There is no dash cam video because the shooting happened away from the patrol car, and because Twiddy hadn't turned the blue lights, which activate the camera.

"We are not jumping to any quick conclusions, we don't know what happened," said the Rev. William Barber, head of the NC NAACP. "We know we must find out all of what happened. That report has not been cross-examined, it has not been opened up, we've not heard a lot of the further evidence that may come forward. So we don't know."

Separately, Wake County District Attorney Lorrin Freeman said that a preliminary autopsy shows Denkins was shot in his right chest, left forearm, right upper arm and right shoulder. The four gunshots caused injuries to Denkins' heart and lungs.

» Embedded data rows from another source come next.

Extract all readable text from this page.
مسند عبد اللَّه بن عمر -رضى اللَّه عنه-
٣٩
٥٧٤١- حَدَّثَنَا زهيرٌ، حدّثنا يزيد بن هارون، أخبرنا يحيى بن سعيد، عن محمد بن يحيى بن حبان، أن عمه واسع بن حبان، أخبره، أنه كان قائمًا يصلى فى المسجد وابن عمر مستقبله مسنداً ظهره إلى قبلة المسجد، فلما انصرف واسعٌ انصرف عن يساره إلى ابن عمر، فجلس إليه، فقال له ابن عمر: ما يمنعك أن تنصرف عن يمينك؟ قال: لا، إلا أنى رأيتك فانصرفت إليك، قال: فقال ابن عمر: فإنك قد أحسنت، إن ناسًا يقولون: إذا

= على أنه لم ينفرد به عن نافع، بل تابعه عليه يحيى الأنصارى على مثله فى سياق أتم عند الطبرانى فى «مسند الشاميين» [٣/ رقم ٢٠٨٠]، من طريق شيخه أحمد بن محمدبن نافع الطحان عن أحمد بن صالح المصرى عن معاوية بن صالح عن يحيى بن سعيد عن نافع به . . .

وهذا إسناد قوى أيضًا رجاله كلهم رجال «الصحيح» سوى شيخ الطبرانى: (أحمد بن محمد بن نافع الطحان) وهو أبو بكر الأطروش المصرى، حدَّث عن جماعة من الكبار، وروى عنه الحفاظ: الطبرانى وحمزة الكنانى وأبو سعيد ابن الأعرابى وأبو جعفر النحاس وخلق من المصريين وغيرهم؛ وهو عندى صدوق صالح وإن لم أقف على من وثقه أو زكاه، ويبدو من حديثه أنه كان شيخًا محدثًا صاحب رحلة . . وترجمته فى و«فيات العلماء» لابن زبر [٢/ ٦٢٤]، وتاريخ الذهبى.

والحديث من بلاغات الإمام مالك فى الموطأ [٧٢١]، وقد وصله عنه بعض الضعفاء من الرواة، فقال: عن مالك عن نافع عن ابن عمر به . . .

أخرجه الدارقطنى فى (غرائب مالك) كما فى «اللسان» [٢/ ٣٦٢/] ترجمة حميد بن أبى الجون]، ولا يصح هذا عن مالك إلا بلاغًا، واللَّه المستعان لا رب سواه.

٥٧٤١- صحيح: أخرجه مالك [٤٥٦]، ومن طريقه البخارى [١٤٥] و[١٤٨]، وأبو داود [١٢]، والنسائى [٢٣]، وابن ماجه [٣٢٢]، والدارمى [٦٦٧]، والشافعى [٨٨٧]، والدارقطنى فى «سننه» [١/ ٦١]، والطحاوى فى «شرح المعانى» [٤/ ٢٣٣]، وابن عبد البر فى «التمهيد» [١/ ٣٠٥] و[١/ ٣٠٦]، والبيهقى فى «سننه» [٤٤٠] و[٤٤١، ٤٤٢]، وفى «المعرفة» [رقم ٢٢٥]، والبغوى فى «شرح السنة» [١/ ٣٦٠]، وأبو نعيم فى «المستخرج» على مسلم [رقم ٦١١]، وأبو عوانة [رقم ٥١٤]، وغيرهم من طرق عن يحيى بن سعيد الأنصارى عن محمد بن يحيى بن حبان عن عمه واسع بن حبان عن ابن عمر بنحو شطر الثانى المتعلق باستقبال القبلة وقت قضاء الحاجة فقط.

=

The medical examiner is still looking into how and where the bullets entered Denkins' body. When asked whether Denkins was shot in the back, as one witness suggested after the shooting, Freeman said the medical examiner's office was not authorized to release that information yet.

That witness, Claresa Williams, said she saw the confrontation develop and heard six gunshots but did not see Denkins fall from the bullets.

About 20 people milled around calmly early Thursday evening at the makeshift memorial next to the shooting scene. Kasual Walker, 33, said she knew Denkins for several years and didn't believe Denkins would have drawn a gun on the officer.

"Akiel is not one who's going to shoot. I think he was running and the officer got mad," Walker said. "The officers are trying to come up with solutions to cover his butt," she added, referring to Twiddy.

Womack, Denkins' mentor at Neighbor to Neighbor Outreach, said he never knew Denkins to carry a gun and the description from the chief was "definitely outside of his character."

Womack said in a phone interview that community leaders were urging people to stay calm and focus on supporting Denkins' family. Womack has been sharing memories with family and friends, saying "the consistent message you'll hear is about him trying to be the best father to his children that he could."